Guadalajara ist eine unheimlich lebhafte Stadt, Ursprung vieler mexikanischer Traditionen wie
Tequila und Mariachis, verliebt in jegliche Form von Musik und Fiesta, dank den unzähligen
Parks für eine mexikanische Stadt sehr grün geraten und gesegnet durch ein tolles Klima. Das
Kulturangebot sowie Nachtleben ist reichhaltig und es ist eigentlich beinahe unmöglich sich an
diesem Ort zu langweilen. Sollte man dann doch mal nicht wissen, was man in seiner Freizeit so
anstellt, ist Guadalajara dank seiner zentralen Lage und Pazifiknähe der perfekte Ort für
Wochenendausflüge. Hier ist auch die Uni selbst ein guter Ansprechpartner, bietet sie doch
regelmäßig Wochenendausflüge zu verschiedensten Orten im Lande an. So habe ich z.B. an einer
Klassenfahrt der Geographen teilgenommen, welche uns auf einen Vulkan und in einen
Nationalpark, in dem sich jeden Winter Millionen von Schmetterlingen sammeln, im Bundesstaat
Michoacán geführt hat. Abgesehen von besagten Ausflügen lässt sich von meiner Seite jedoch
relativ wenig Positives über die Universität verlieren. Kurse waren oft chaotisch, Profs und
Studenten kamen häufig erst eine halbe Stunde nach Unterrichtsbeginn und die Qualität der Lehre
ließ, sobald ich denn dann mal was verstanden habe, deutlich zu wünschen übrig.

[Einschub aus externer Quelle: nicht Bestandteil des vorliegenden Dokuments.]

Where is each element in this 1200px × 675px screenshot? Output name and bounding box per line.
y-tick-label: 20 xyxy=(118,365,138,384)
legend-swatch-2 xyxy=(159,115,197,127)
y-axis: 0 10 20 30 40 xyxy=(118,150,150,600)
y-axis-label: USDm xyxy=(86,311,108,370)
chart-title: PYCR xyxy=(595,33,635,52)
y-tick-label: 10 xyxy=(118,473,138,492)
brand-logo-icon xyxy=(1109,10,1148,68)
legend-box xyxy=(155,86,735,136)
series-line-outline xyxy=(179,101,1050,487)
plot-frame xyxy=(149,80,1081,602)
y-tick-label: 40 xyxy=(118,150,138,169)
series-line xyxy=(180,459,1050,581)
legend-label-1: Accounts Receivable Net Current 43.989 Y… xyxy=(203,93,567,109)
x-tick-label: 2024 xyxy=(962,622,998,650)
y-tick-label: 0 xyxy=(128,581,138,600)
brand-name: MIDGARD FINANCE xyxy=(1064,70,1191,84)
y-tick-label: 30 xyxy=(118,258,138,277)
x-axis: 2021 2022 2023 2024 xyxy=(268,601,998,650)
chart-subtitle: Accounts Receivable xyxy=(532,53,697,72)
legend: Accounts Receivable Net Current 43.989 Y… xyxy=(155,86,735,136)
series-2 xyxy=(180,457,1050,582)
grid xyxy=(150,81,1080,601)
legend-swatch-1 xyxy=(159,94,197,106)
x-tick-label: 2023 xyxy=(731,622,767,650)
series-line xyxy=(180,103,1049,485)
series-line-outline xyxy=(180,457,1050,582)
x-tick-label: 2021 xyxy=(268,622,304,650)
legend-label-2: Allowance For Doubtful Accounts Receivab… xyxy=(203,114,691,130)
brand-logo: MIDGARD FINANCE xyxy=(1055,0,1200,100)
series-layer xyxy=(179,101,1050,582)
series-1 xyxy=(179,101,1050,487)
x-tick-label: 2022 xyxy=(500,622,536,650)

Als Fazit würde ich jedem ein Auslandssemester in Guadalajara auf jeden Fall ans Herz legen,
auch wenn er/sie ähnlich wie ich nicht über gute Spanischkenntnisse verfügt. Dies erschwert
einem zunächst zwar vieles, aber die Erfolgserlebnisse, welche einem die langsamen und
schrittweisen Verbesserungen der eigenen Sprachkenntnisse liefern, machen für vieles wieder
wett. Und schließlich sollte man auch nicht die Lage der Stadt sowie des Landes vergessen. Ich
habe nach abgeschlossenem Semester (Ende Dezember) sofort meinen Rucksack gesattelt und die
verbleibenden drei Monate reisenderweise in Südmexiko, Guatemala und Honduras verbracht.
Eine wunderschöne Zeit, die jeglichen anfängliche Hindernisse ins Vergessen gerückt haben.